The processes by which cement paste transforms from a viscous suspension into a rigid solid must be understood if the performance of concrete and other cement-based materials is to be reliably predicted from the properties of their constituents. While the hydration reactions and mechanisms have not been completely elucidated, the topic is further complicated by a lack of a quantitative description of the anhydrous cement particles. Both the bulk composition of a cement and the spatial distribution of the various phases will influence the temporal properties of a hydrating system. Quantification of the initial cement particles is thus seen as an important step in developing scientifically-based relationships between cement microstructure and resultant properties such as strength and durability.

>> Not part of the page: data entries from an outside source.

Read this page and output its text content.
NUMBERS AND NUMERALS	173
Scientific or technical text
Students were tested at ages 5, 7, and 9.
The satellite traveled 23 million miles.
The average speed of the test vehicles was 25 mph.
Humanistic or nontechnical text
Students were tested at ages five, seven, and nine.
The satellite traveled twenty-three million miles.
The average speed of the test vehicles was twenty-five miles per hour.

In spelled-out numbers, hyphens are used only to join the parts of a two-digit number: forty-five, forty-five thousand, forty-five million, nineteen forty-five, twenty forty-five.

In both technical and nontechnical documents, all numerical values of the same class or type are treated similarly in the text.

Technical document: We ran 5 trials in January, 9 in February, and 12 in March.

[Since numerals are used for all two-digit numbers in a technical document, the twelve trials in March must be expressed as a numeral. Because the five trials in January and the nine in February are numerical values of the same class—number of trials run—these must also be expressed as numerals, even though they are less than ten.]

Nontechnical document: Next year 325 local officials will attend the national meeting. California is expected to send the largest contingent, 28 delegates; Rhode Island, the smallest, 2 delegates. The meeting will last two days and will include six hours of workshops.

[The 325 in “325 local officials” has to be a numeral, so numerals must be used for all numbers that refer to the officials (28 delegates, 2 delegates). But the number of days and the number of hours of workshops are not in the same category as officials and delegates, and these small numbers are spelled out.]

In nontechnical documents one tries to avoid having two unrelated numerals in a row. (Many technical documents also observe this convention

Additionally, such quantification could serve as a valuable quality control technique for the cement production industry, ultimately leading to a new generation of cement and concrete standards.
In recent years, the application of scanning electron microscopy (SEM) to characterizing cement clinker and ground cements has increased. SEM and X-ray microanalysis have been utilized to identify the four major phases in portland cement clinker [1]. Scrivener has applied similar techniques to determine the distribution of silicates and interstitial phases in cement grains [2] and compared the results to the rates of heat release during hydration. Bonen and Diamond have analyzed the same cement clinker ground in both a ball mill and a high pressure roller mill, using SEM and X-ray analysis to classify the predominant phase found in each cement particle [3]. Additionally, the particles were characterized on the basis of aspect ratio and shape factor using image analysis techniques.
Another recent development in the field of cement research is the use of computer modelling to relate microstructure to properties. Often, these models are digital-image-based, with a two or three-dimensional digital image being the basis for the microstructure model [4]. The underlying image structure allows for the efficient computation of properties such as ionic diffusivity or elastic modulus [5]. While simplifications such as using circular particles can be made, these models can accept actual images of cement particles as input. It was therefore of interest to develop techniques to obtain images of cement particles in which each pixel (element) in the image has been classified as a phase of portland cement. This paper details the technique developed to obtain two-dimensional images of the real anhydrous cement particles and provides examples of using these images as input into a computer model of the microstructural development of hydrating cement paste.